Originally planned to be produced in 399 units, this McLaren will eventually be assembled in only 249 units, each sold for more than 1.7 million euros.
It’s not the assembly of the body composed of just three large carbon parts that will be a problem. Neither is the technology: the Elva adopts the 4.0-litre twin-turbo V8 engine with an increased displacement of 815 hp.
The particularity of the Elva is the absence of a windscreen, whereas it is given for 340 km/h top speed. This is where the designers gave way to aerodynamicists, to avoid tearing the Elva’s pilot’s hair out up to at least 115 km/h. Beyond that, what’s going on?
Thanks to a large air intake at the base of the front bumper, air is sucked in and compressed and exits through a gaping mouth upstream of the passenger compartment. Thanks to its interior deflectors, it spits out the air in a forward-facing flow, forcing the layer of air coming from the front bonnet to overlap it and pass over the heads of both occupants (see video below).

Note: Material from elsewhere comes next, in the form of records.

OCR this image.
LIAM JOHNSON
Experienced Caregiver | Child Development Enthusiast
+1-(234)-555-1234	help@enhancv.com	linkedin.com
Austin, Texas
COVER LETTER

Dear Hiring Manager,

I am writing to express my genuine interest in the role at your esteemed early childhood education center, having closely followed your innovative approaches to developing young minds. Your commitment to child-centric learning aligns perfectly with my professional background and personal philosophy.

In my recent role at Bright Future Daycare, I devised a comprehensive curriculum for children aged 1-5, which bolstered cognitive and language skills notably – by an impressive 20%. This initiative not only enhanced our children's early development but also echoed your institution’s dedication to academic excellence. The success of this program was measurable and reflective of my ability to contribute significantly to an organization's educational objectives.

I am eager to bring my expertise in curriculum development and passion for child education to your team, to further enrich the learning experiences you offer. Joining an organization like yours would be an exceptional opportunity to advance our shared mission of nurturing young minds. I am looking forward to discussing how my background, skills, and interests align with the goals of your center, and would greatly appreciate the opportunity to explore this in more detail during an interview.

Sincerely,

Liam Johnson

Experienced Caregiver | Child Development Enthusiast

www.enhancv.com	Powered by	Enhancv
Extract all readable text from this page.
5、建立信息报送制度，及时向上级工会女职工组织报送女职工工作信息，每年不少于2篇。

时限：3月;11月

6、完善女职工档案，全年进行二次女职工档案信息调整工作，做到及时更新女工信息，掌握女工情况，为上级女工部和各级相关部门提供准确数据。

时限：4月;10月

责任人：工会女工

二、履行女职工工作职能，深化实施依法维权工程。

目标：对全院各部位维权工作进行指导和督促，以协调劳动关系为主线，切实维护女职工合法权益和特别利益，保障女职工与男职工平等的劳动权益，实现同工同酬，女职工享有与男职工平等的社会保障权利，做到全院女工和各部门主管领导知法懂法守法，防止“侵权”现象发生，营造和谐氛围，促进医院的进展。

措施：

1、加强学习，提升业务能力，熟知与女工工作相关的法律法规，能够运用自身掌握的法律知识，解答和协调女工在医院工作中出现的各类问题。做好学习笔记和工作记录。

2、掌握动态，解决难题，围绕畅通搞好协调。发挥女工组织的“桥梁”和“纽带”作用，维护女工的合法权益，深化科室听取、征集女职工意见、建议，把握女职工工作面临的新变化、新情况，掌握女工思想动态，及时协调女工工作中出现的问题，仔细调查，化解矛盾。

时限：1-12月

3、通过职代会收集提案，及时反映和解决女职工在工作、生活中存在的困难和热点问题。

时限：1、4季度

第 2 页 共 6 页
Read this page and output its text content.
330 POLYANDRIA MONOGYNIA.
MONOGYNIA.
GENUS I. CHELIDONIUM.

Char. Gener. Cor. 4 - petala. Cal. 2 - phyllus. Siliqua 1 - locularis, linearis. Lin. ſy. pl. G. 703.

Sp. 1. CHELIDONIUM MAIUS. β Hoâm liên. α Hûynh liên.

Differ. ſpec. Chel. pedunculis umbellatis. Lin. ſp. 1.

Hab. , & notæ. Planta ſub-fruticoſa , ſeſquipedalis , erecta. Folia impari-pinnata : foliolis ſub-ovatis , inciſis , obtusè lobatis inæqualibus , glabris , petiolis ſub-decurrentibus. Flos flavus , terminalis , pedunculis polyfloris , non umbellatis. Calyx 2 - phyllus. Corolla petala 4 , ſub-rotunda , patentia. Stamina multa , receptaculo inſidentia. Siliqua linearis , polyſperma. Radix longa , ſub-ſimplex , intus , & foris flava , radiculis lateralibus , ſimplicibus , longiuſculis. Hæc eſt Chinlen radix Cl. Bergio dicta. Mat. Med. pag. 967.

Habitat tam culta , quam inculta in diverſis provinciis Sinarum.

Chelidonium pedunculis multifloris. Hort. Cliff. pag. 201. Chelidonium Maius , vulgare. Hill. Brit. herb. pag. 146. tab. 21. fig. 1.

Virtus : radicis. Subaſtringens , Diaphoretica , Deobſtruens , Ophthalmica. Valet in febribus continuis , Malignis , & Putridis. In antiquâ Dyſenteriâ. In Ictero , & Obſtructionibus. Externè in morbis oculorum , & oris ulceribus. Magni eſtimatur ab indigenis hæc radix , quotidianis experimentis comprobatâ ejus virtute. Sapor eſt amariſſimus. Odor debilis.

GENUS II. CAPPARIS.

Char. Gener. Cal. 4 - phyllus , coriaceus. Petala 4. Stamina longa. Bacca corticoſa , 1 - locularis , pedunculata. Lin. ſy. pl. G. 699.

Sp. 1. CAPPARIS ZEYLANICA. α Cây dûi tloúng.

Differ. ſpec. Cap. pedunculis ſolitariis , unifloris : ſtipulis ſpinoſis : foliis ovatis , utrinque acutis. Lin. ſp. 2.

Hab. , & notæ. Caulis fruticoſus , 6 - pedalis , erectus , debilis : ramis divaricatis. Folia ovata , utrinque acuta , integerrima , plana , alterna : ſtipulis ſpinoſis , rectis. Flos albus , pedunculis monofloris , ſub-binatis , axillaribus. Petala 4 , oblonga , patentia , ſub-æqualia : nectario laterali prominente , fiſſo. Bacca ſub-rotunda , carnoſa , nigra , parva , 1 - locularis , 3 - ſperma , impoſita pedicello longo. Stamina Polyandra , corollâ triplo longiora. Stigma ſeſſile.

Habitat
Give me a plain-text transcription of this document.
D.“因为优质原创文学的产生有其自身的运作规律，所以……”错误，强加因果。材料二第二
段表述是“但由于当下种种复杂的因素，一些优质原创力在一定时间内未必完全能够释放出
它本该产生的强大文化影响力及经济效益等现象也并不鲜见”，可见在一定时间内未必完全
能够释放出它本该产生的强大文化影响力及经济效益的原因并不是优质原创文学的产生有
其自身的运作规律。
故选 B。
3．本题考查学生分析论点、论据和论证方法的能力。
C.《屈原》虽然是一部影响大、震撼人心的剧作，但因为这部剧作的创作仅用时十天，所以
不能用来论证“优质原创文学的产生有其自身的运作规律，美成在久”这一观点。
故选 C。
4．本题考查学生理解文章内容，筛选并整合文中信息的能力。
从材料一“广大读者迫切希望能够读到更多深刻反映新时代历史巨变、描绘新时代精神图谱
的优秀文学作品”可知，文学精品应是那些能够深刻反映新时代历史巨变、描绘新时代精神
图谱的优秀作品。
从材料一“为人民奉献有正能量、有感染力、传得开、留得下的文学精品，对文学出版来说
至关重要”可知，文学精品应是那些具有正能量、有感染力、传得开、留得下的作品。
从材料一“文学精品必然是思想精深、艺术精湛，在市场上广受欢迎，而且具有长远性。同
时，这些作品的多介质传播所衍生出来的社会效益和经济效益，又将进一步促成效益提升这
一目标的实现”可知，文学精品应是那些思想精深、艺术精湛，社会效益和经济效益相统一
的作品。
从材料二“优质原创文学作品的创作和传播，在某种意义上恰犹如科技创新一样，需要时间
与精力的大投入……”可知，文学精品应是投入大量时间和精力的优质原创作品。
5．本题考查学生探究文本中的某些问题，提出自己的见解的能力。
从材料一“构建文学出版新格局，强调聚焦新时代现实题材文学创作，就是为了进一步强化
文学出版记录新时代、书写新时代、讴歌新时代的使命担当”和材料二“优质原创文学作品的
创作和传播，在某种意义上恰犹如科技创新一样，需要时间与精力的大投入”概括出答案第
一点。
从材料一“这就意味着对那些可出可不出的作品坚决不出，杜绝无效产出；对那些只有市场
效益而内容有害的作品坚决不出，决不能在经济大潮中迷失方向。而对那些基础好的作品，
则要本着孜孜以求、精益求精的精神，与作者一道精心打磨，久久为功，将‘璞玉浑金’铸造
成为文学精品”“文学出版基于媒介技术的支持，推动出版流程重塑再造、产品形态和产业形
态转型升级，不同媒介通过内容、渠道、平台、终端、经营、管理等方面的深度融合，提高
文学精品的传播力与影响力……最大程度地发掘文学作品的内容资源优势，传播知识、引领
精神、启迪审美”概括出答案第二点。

If you are seduced by this extreme machine (and if you can afford it), know that you will be able to personalise it to your taste, thanks to a unique production of each copy, as you will be able to guess with the video below.
INSPIRATION : THE M1A
The McLaren Elva is inspired by a nearly 60-year-old race car. Considered the first “real” McLaren, the M1A was a tubular chassis sports car with independent suspension, four disc brakes and the 310hp Oldsmobile V8. It made its first appearance at the Mosport Grand Prix in September 1964. Its creator, Bruce McLaren, qualified on the front row and finished the race on the podium in third place. McLaren’s debut as a constructor was striking!